Now, pregnant with my second, it’s oh you had it easy with Freddie so just you wait TIL your second when you will REALLY know what it’s like.
It’s an incredibly isolating perspective to have because parenting is difficult for everyone, in different ways. We should be building each other up rather than tearing each other down!
Again! Love this post!
Rachael
I feel your pain. My parents especially were the worst after my baby was born. He turned out to be a great sleeper but my mom just kept telling me to wait, he would be the worst sleeper ever. ? so apparently I never stopped crying as a baby and it sounds like it was a pretty traumatic experience for my parents (yet they still had more).
People have finally stopped making the just you wait comments about my current son because he is pretty much the happiest kid they have ever seen.
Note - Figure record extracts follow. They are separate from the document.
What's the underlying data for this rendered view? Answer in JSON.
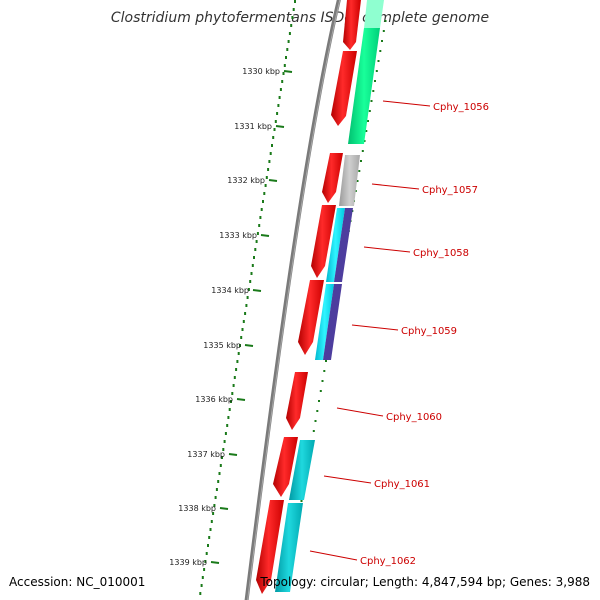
{
  "title": "Clostridium phytofermentans ISDg, complete genome",
  "footer": {
    "accession": "Accession: NC_010001",
    "topology": "Topology: circular; Length: 4,847,594 bp; Genes: 3,988"
  },
  "scale": {
    "ticks": [
      "1330 kbp",
      "1331 kbp",
      "1332 kbp",
      "1333 kbp",
      "1334 kbp",
      "1335 kbp",
      "1336 kbp",
      "1337 kbp",
      "1338 kbp",
      "1339 kbp"
    ]
  },
  "colors": {
    "backbone": "#7a7a7a",
    "cds": "#ff0000",
    "green": "#00f08a",
    "gray": "#b8b8b8",
    "cyan": "#00e4f4",
    "purple": "#4d3d9e",
    "teal": "#00c2c8",
    "tick": "#1a7a1a",
    "label": "#cc0000"
  },
  "genes": [
    {
      "name": "Cphy_1056"
    },
    {
      "name": "Cphy_1057"
    },
    {
      "name": "Cphy_1058"
    },
    {
      "name": "Cphy_1059"
    },
    {
      "name": "Cphy_1060"
    },
    {
      "name": "Cphy_1061"
    },
    {
      "name": "Cphy_1062"
    }
  ]
}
Instead they say things like, he can’t be this happy all the time (yes he can).
However, because I’m pregnant with our second child (15 months in case you’re wondering, I get that one a lot too), people love to tell me how insane I am. Yes I’ve literally been called crazy. It’s really depressing actually. I’m really excited about having another kid and this close. But everyone wants me to be upset about it or mad at my husband. Like I didnt have a choice in having sex with him. One stranger even suggested that I didnt have this child because X might happen. It was so offensive and sad. It makes it hard to share my joy or fears with anyone because they rush to pull me down.
RE traumatic birth. I cant believe anyone told you those stories. You dont want to hear that! I did have a traumatic birth but I refuse to tell currently pregnant women about it. No one wants those fears. Because it may not happen to you!!! Women have been giving birth for thousands upon thousands of years. That was my montra to get through everything. Furthermore having a traumatic birth doesnt keep you from having more kids. I felt like a badass after getting through labor and knew I wanted another one asap. Birth is going to happen no matter what. I’m so excited for you on this new journey into parenting. It really is amazing and wonderful.
Sora
You know, I’m that girl who says she’s not going to have kids (mainly because I’ve never felt like it), but I hate it SO MUCH when people do that!!!
Besides, I have NEVER heard anyone say they regret having kids!
Sora | http://dangerouslyme.com/
Lynsey
Really, if it was that bad people would only ever do it once. I have 3 and they have all been very different. Just take it all as it comes and don’t listen to the “just you wait” brigade, clearly they’re just jealous that you haven’t got stretch marks ????